【完結】片想い結婚〜同期からのプロポーズは突然の一夜で〜


「お前っておっちょこちょいだよな、たまに」

「おっちょこちょいじゃないから」

 私は絶対に、おっちょこちょいではない。

「ほんと頑固だな」

「うるさいよ。……早く行こう」

「ああ」

 私はこれから、千歳と一緒に生きていくんだから。
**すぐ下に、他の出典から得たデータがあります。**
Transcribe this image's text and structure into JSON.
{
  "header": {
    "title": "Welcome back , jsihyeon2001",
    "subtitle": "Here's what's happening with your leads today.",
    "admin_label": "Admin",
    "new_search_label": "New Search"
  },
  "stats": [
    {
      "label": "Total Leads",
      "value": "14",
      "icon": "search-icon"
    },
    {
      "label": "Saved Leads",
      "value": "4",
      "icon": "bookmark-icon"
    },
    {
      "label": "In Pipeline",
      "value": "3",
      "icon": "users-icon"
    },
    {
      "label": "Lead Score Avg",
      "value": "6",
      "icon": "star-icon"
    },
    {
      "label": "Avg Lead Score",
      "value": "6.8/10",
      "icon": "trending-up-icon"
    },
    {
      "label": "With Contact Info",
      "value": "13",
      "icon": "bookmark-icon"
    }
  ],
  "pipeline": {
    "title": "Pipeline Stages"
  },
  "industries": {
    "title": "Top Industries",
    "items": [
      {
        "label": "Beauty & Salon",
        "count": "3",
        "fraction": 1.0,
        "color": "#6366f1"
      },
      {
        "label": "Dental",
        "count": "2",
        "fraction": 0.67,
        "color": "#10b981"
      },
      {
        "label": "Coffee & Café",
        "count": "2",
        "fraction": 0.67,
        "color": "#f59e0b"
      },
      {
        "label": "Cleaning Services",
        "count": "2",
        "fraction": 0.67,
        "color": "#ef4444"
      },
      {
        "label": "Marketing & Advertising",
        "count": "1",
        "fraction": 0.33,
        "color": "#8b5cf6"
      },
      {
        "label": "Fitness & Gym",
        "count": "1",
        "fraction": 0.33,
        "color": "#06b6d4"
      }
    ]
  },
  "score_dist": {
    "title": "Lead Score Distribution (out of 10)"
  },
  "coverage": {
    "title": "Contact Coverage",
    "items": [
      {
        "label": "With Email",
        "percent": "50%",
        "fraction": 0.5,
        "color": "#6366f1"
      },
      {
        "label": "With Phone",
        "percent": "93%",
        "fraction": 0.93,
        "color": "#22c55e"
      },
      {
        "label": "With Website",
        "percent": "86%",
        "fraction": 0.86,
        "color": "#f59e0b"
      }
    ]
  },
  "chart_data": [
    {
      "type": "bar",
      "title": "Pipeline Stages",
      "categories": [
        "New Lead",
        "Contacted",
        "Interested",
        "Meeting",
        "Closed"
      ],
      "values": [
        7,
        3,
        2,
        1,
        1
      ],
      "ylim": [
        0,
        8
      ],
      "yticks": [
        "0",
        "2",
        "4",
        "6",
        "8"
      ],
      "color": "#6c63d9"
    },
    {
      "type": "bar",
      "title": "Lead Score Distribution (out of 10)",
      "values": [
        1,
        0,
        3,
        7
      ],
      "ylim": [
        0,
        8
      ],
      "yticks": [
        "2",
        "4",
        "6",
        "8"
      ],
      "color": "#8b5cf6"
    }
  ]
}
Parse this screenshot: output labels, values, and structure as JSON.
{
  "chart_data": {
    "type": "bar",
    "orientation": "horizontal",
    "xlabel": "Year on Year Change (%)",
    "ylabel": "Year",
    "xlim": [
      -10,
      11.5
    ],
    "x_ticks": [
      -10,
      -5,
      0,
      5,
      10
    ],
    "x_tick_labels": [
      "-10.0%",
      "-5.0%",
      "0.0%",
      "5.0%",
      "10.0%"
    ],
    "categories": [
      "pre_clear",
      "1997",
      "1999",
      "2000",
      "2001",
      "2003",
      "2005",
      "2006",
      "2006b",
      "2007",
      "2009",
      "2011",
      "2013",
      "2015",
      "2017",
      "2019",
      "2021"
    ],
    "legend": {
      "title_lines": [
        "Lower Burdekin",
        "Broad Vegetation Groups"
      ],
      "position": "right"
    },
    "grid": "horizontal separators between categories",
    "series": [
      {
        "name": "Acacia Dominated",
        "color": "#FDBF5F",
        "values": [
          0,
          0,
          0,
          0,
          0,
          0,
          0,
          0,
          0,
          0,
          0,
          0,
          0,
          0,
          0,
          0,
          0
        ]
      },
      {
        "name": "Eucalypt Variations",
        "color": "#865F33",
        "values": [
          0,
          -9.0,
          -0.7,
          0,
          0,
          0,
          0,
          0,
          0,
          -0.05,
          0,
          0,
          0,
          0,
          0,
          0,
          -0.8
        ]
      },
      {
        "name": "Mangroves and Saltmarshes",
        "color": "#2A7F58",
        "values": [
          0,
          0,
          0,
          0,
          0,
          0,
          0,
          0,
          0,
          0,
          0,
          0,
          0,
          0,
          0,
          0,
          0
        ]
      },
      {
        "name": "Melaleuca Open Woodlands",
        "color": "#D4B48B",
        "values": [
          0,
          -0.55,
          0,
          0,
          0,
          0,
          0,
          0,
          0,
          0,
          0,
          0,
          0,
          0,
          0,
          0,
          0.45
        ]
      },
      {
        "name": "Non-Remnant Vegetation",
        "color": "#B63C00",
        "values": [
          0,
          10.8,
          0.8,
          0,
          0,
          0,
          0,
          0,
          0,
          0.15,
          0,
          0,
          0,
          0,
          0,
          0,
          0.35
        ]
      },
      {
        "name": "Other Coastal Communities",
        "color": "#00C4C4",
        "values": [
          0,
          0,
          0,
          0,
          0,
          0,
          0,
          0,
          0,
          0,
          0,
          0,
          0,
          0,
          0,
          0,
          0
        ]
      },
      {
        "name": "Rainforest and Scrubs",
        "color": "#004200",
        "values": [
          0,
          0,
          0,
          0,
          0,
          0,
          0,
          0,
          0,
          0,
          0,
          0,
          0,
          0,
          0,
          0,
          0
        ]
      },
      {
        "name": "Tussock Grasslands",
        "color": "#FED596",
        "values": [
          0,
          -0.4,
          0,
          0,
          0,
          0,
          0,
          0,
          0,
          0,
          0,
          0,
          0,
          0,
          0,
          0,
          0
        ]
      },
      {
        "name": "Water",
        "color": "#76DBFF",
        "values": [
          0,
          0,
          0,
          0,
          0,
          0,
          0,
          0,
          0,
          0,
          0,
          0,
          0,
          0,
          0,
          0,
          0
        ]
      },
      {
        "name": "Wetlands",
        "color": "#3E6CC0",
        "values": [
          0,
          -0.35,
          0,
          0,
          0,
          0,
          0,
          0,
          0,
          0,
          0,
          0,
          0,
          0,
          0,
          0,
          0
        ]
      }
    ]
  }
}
千歳は私にとって、これから大切な人になるはずだ。

「千歳、婚姻届……もらってこないとだよね」

「そうだな。 後でもらいに行こう」

「うん」

 婚姻届を提出したら、私は本当に千歳の妻になる。 なかなかそんな実感も沸かず、そんな気はしない。
 今はまだカップルみたいな、そんな気分だから。

「桃子」

「……ん?」

 千歳は私の手を取り、私を振り向かせる。

「必ず桃子を、幸せにする」

「……え、なに?急に」
 
 改めてプロポーズ?みたいな、そんな感じがする。

「桃子のこと、大切にする」
 
「……むしろ大切にしてくれないと、困るんだけど」

 大切にしてくれないなら、結婚してあげないんだから。

「それはそうか」

「当たり前でしょ。大切にしてよ」

「分かってる」

 千歳は私の頬に手を触れると、優しく撫でていく。

「……桃子」

 千歳はそっと顔を近付けて、優しく唇に触れる。